C# Abstract methods with default parameters

I wrote an abstract class CompositeConnector declaring abstract methods. One of them, DrawContent has a default string parameter.

public abstract class CompositeConnector : ScriptableObject
{
// ... 
    public abstract void DrawContent(GUISkin skin, float zoom_factor, string control_name = "");
// ...
}

Other classes inheriting from CompositeConnector also declare a default parameter.

public class InputTextConnector : CompositeConnector
{
// ...
    public override void DrawContent(GUISkin skin, float zoom_factor, string control_name = "")
    {
    // ...
    }
// ...
}

My problem comes when I call this method without the latest parameter.

// Produces the error.
_input_connector.DrawContent(_skin, _zoom_factor);
// No error.
_input_connector.DrawContent(_skin, _zoom_factor, "");

I get an error such as (not at runtime):

Unhandled Exception: System.ArgumentException: Key duplication when
adding: Void DrawContent(UnityEngine.GUISkin, Single, System.String)

As you can see if I set the parameter and don’t rely with the default value I don’t get the error. I tried a lot of various combination but the only solution I found was to not use default parameters.

Is this a known issue? Am I trying to do something wrong here? As it seems to be valid in C# is this coming from Unity?

Well, i don’t get that error in Unity 5.2.1f1. Are you sure:

  • you have the InputTextConnector class in a seperate file called “InputTextConnector.cs”?
  • you create an instance with the CreateInstance method of ScriptableObject?

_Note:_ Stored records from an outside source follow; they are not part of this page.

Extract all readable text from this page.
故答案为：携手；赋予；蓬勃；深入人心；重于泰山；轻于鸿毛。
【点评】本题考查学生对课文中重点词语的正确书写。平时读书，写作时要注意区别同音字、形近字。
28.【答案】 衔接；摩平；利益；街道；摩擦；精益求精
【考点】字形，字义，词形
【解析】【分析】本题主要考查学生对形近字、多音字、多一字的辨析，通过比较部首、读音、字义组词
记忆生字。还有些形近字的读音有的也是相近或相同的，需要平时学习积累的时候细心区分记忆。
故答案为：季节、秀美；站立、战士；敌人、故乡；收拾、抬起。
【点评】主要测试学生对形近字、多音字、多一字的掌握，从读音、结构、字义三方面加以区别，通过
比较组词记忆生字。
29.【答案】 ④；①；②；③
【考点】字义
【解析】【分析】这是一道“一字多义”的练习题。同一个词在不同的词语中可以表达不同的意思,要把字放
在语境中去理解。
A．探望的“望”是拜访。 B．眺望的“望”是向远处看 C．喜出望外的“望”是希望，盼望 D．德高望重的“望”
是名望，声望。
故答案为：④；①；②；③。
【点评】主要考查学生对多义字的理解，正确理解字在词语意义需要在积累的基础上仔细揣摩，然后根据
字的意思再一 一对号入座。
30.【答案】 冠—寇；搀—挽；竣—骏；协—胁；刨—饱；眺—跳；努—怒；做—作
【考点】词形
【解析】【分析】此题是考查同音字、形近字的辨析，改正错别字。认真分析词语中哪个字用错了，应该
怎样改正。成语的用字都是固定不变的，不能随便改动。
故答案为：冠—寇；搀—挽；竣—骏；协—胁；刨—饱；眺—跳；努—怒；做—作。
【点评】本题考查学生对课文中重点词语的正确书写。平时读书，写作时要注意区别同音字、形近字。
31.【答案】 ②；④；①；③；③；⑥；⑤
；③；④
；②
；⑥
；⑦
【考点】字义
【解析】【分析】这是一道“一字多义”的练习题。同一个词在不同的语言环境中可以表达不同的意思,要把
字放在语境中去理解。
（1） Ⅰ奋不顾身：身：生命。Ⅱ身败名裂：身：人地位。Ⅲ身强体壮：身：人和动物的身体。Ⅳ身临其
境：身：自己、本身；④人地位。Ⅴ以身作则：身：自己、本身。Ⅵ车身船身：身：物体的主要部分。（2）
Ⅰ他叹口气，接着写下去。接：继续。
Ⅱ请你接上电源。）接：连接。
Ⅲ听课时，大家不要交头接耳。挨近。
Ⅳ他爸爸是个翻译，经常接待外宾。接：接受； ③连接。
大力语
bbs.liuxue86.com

Apart from that i don’t see any reason why specifying two default parameters. Default parameters are just syntactic sugar and are actually implemented different depending on the compiler.

For example if you declare your methods like this;

public abstract void DrawContent(GUISkin skin, float zoom_factor, string control_name = "base");
// ...
public override void DrawContent(GUISkin skin, float zoom_factor, string control_name = "derived")
{
    Debug.Log("DrawContent: " + zoom_factor + ", " + control_name);
}

You probably can’t guess what the result is in the following cases:

    // in Unity
    InputTextConnector i = ScriptableObject.CreateInstance<InputTextConnector>();
    CompositeConnector c = i;
    i.DrawContent(null, 0f);
    c.DrawContent(null, 0f);

In Unity you will get two times

"DrawContent: 0, base"
"DrawContent: 0, base"

Doing the same thing in normal C# (of course removing the ScriptableObject inheritance)

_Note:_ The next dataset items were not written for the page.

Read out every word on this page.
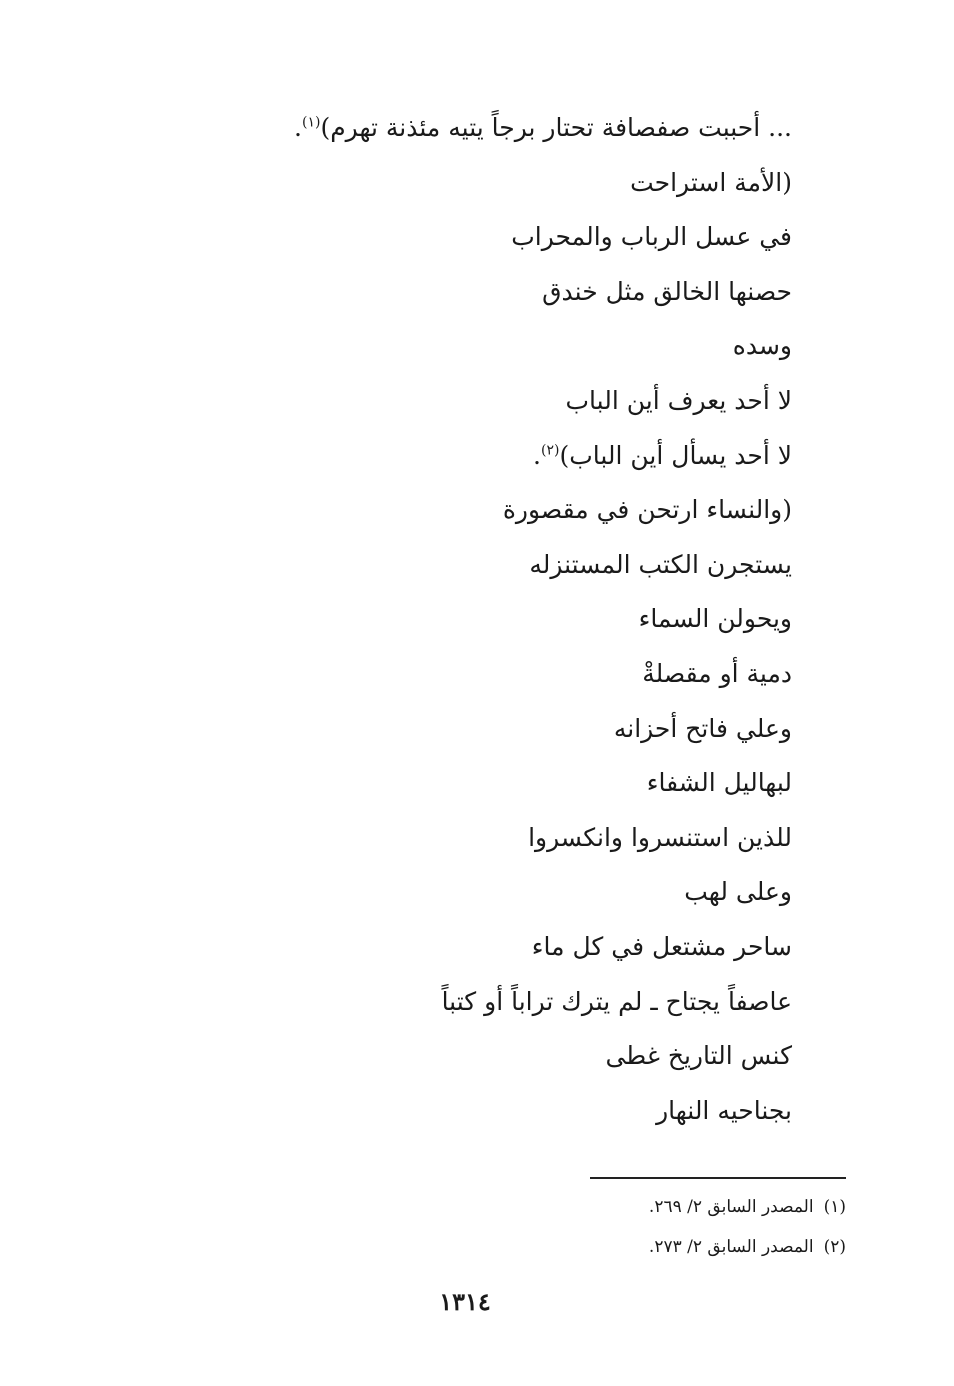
... أحببت صفصافة تحتار برجاً يتيه مئذنة تهرم)$^{(١)}$.
(الأمة استراحت
في عسل الرباب والمحراب
حصنها الخالق مثل خندق
وسده
لا أحد يعرف أين الباب
لا أحد يسأل أين الباب)$^{(٢)}$.
(والنساء ارتحن في مقصورة
يستجرن الكتب المستنزله
ويحولن السماء
دمية أو مقصلةْ
وعلي فاتح أحزانه
لبهاليل الشفاء
للذين استنسروا وانكسروا
وعلى لهب
ساحر مشتعل في كل ماء
عاصفاً يجتاح ـ لم يترك تراباً أو كتباً
كنس التاريخ غطى
بجناحيه النهار
(١)المصدر السابق ٢/ ٢٦٩.
(٢)المصدر السابق ٢/ ٢٧٣.
١٣١٤
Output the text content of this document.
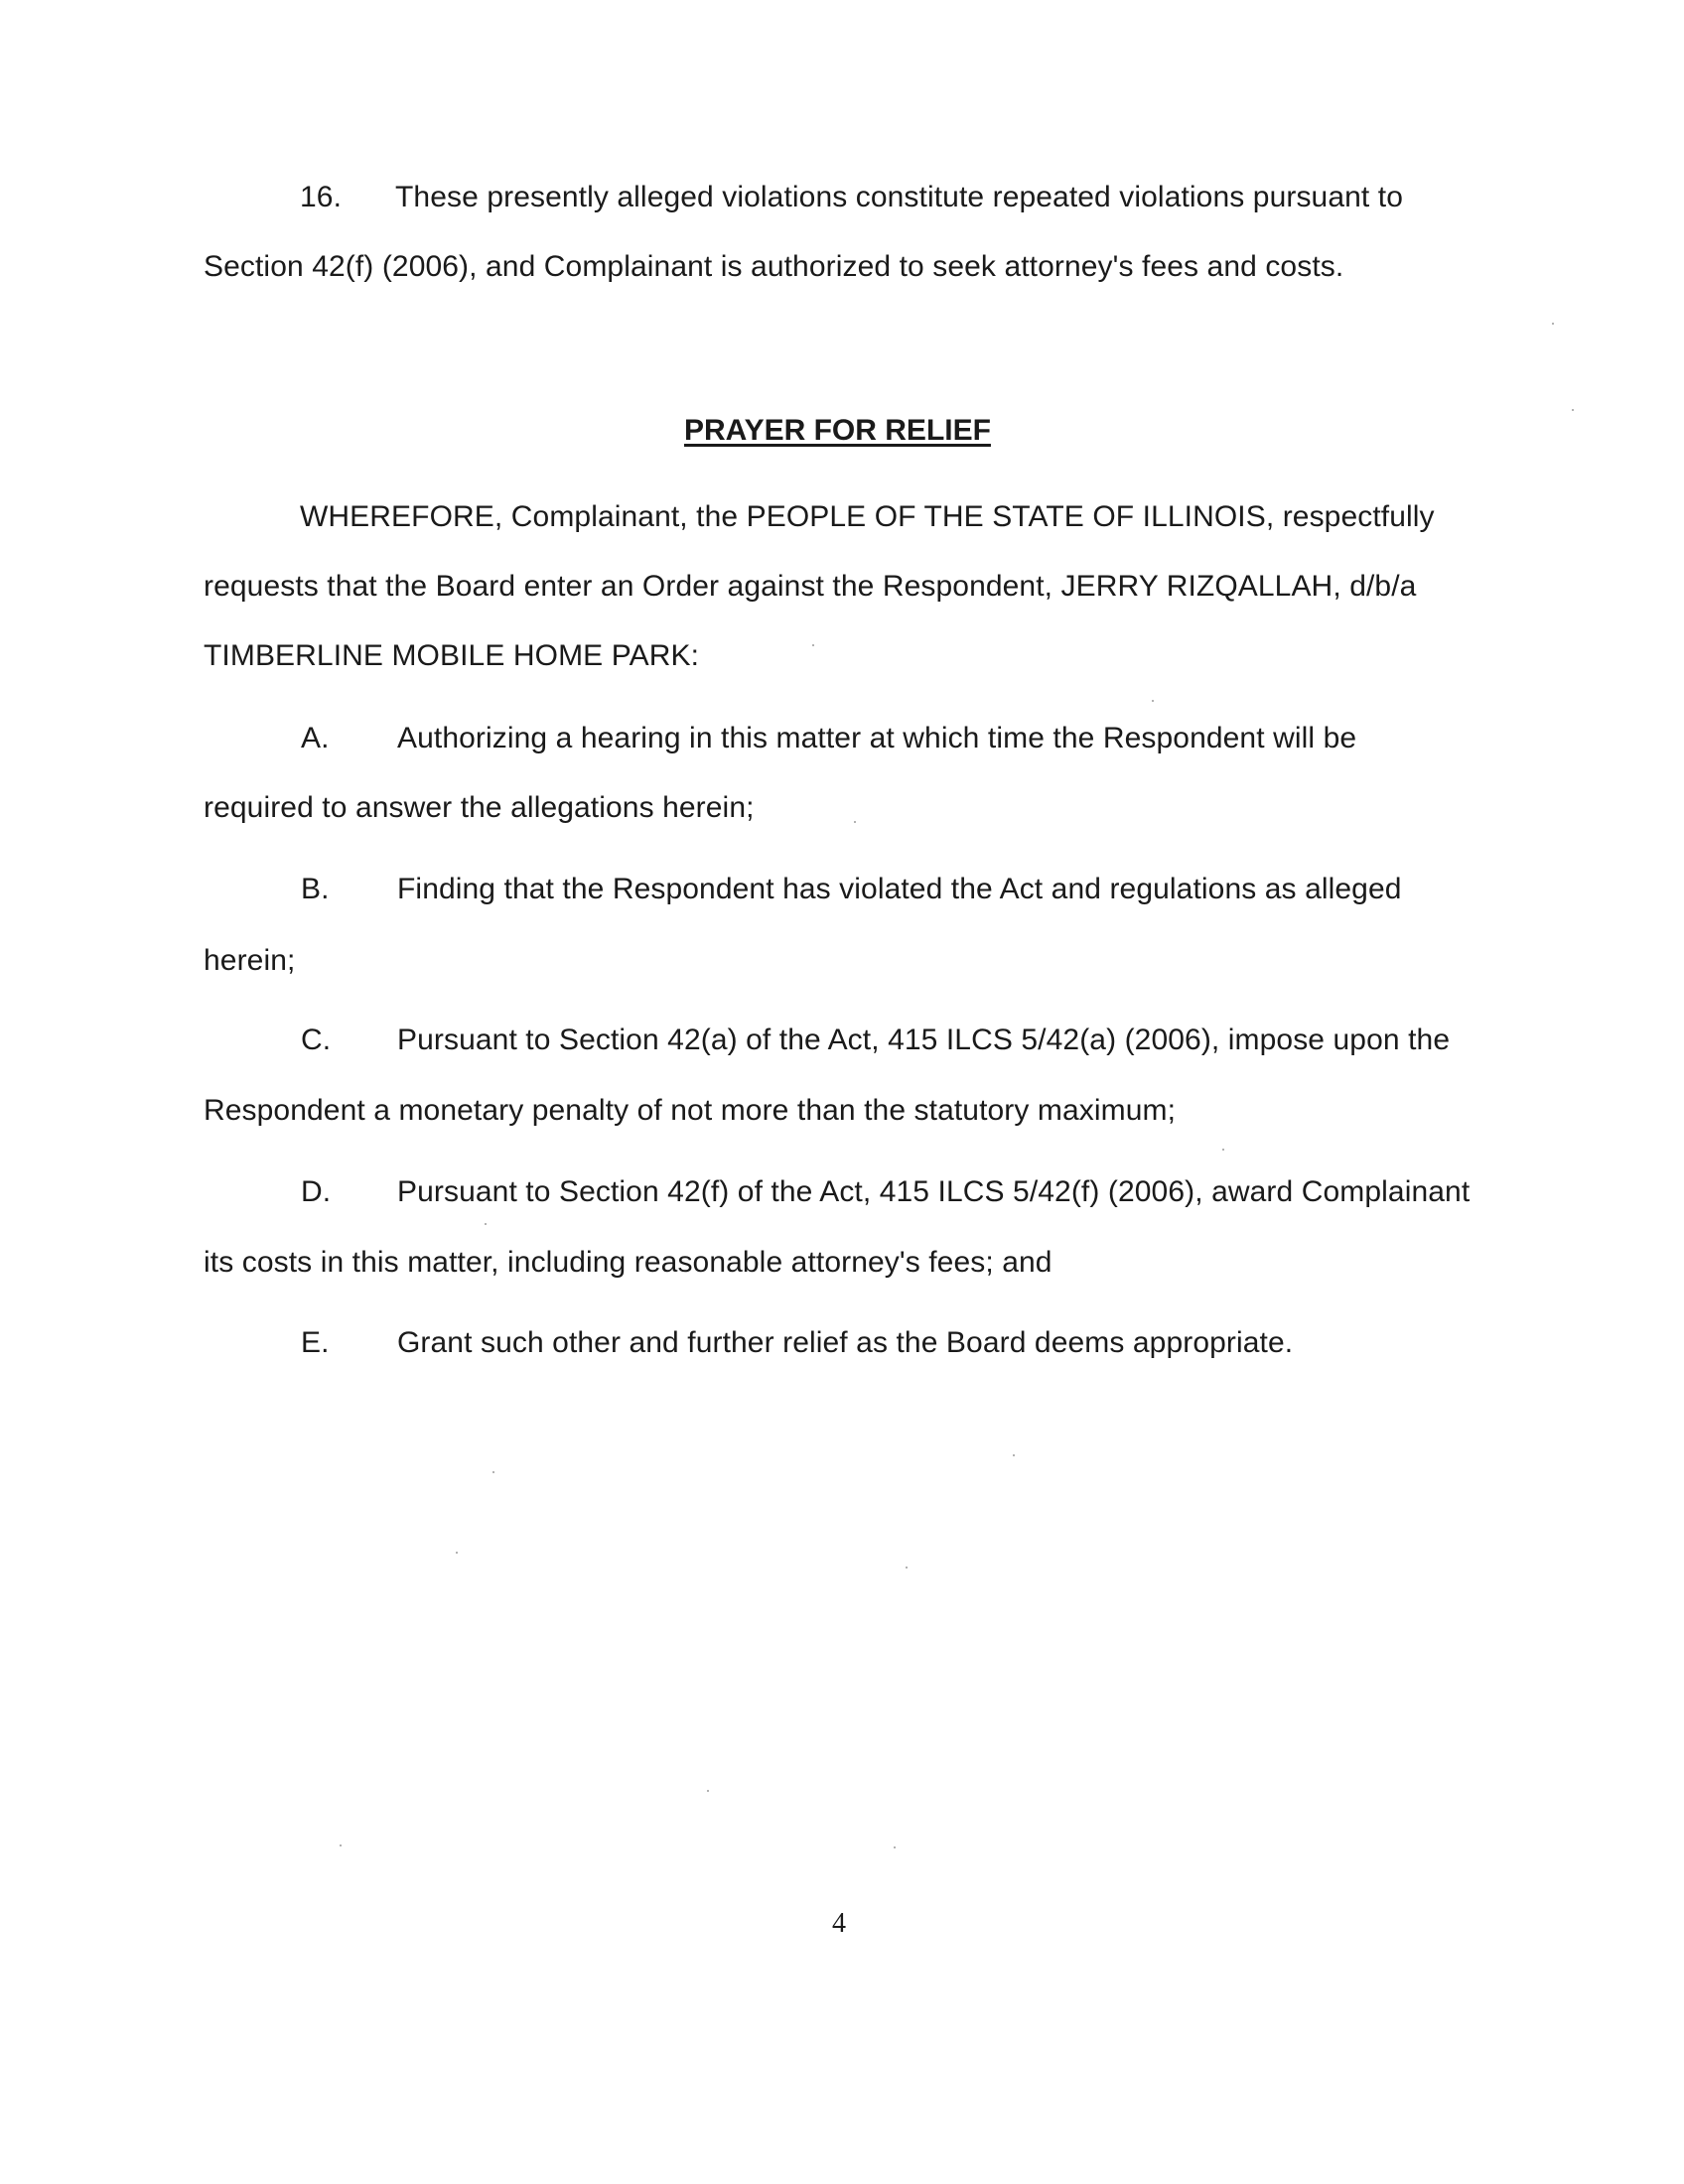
16. These presently alleged violations constitute repeated violations pursuant to
Section 42(f) (2006), and Complainant is authorized to seek attorney's fees and costs.
PRAYER FOR RELIEF
WHEREFORE, Complainant, the PEOPLE OF THE STATE OF ILLINOIS, respectfully
requests that the Board enter an Order against the Respondent, JERRY RIZQALLAH, d/b/a
TIMBERLINE MOBILE HOME PARK:
A. Authorizing a hearing in this matter at which time the Respondent will be
required to answer the allegations herein;
B. Finding that the Respondent has violated the Act and regulations as alleged
herein;
C. Pursuant to Section 42(a) of the Act, 415 ILCS 5/42(a) (2006), impose upon the
Respondent a monetary penalty of not more than the statutory maximum;
D. Pursuant to Section 42(f) of the Act, 415 ILCS 5/42(f) (2006), award Complainant
its costs in this matter, including reasonable attorney's fees; and
E. Grant such other and further relief as the Board deems appropriate.
4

    InputTextConnector i = new InputTextConnector();
    CompositeConnector c = i;
    i.DrawContent(null, 0f);
    c.DrawContent(null, 0f);

In a C# console applciation we get this:

"DrawContent: 0, derived"
"DrawContent: 0, base"

Default parameters are just syntactic sugar. The compiler literally adds the default parameter to the call. Now it depends on how the compiler determines the default parameter. C# clearly uses the variable type while Unity’s Mono compiler uses the “first declared” default value.

So it’s quite dangerous to rely on different default values for different derived classes. You should only specify one default value for the same parameter.